Example of Brief Instructions for a Form
Routing/distribution instructions are needed on most multi-part forms. These will be placed on the bottom of the form using the legend method. With the legend method, the printing is the same on all parts of the forms, and only one printing plate is required. Printing costs less and all recipients are aware of the distribution of all other parts of the form. If routing instructions are printed with the marginal method, each part of the form indicates only its own destination. Separate printing plates are required for each part of the form and costs are increased. Routing to a specific office, if needed, will be to a division or program -- no person's name will be used as part of any routing instructions.
Filing reference data may also be part of the instructions on a form. This may be placed at the upper right corner of the form, or at the lower right, as dictated by filing, reference, binding or other requirements.
The signature area of a form will generally be at the lower right of the form. Captions used in the body of the form will clarify all items on the form so that title, date, or other explanation will seldom be needed with the signature line. State of North Dakota forms will not require that a signature be notarized, unless it is specifically mandated in the North Dakota Century Code. Requiring a person to have a signature notarized when not required by law is both an inconvenience and an unnecessary expense.
A form communicates in two ways. One is through the appearance of the form and the other is through the language or words used on the form. Both ways communicate a certain idea and work together to relay a total message. Waste decreases when a form looks good. An attractive form is less likely to be used for notes or scratch paper. If a form gives the impression of being important, the user is more likely to be careful filling in and processing the form. Better data will be obtained.
Screening, reverse printing, and other graphic devices might improve a form and make it easier to process. However, when graphic devices are overdone, or when decorative borders and unnecessary ornamentation are used on a form, the form loses its image of being carefully or professionally designed.
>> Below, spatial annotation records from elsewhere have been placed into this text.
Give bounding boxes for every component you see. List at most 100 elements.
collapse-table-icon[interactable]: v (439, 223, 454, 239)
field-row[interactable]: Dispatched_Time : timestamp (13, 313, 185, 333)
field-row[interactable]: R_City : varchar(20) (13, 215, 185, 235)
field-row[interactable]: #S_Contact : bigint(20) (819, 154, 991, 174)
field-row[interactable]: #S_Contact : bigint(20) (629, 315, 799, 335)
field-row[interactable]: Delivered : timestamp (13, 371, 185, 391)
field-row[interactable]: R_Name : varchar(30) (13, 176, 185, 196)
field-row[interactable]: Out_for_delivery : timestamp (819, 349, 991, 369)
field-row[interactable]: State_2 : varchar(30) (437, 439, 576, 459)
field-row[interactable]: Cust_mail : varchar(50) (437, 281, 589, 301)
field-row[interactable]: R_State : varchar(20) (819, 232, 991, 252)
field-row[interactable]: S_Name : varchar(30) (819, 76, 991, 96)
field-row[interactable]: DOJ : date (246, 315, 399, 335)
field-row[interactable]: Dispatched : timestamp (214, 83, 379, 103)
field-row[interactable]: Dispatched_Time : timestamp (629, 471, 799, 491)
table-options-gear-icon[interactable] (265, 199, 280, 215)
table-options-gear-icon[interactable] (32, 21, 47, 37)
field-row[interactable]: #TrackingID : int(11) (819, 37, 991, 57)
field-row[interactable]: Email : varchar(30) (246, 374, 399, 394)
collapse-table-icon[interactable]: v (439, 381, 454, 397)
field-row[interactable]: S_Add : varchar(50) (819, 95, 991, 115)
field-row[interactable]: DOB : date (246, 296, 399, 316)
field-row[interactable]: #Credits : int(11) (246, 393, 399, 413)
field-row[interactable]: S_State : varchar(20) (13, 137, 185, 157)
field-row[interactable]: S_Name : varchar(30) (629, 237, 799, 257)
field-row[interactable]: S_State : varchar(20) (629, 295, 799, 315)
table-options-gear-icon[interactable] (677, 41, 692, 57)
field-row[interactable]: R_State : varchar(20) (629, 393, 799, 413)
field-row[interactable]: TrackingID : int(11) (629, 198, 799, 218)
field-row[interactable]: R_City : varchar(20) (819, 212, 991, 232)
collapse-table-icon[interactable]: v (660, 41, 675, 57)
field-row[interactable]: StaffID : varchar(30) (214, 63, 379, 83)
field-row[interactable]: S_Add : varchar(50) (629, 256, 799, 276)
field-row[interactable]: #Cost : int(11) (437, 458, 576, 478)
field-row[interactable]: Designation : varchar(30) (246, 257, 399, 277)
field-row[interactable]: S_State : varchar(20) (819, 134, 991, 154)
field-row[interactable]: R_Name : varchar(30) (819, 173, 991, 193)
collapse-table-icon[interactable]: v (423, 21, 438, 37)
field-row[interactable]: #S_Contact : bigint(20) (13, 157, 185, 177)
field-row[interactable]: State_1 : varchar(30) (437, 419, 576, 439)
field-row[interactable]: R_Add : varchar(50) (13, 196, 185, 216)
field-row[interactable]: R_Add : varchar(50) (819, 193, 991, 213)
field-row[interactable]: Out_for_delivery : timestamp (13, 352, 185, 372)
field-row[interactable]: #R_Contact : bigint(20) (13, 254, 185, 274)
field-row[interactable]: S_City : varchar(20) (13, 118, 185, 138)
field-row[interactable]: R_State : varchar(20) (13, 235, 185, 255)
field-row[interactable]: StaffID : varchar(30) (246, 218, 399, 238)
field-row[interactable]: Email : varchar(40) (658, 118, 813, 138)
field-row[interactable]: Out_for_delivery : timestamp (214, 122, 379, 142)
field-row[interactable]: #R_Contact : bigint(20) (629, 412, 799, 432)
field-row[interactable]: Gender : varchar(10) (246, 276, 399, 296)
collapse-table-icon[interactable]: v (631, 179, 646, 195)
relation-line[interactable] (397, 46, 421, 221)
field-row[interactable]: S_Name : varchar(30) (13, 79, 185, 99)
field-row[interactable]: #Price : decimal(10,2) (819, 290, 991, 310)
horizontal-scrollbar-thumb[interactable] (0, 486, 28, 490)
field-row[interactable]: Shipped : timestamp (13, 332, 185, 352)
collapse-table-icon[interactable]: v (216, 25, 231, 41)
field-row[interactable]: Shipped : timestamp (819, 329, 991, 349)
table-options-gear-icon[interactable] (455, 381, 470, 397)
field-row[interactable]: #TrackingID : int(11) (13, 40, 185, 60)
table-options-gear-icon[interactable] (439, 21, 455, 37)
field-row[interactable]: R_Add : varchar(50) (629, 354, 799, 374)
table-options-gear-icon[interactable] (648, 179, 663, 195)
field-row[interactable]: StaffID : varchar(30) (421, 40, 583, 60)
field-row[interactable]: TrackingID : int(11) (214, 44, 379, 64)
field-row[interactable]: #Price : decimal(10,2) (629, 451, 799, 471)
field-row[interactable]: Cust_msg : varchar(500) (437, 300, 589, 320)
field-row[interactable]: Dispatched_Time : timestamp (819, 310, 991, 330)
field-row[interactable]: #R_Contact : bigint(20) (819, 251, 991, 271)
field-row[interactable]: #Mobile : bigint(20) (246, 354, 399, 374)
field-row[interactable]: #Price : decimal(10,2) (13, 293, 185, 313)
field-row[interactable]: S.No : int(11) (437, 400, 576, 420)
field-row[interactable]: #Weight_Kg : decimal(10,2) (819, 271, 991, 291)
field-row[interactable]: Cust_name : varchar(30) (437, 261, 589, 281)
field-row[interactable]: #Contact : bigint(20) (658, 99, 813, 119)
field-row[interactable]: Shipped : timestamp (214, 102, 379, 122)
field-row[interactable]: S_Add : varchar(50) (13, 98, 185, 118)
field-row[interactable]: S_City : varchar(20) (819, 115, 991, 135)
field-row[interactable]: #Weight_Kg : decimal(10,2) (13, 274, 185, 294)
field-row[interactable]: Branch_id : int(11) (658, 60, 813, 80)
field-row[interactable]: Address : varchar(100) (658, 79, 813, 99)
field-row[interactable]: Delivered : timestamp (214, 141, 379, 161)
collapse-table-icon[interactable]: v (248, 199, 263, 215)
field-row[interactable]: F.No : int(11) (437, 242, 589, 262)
The fill-in data on a form is of prime importance and should not be overpowered by whatever is printed on the form.
The image the public/private sector has of an agency is influenced to a great extent by the quality of paperwork from that agency. Often, paperwork is the only contact the public has with a unit of state government, so that is what molds the image of state government. When the agency's forms and paperwork look professional and well organized, the public will gain the impression that the agency is professionally managed and operated.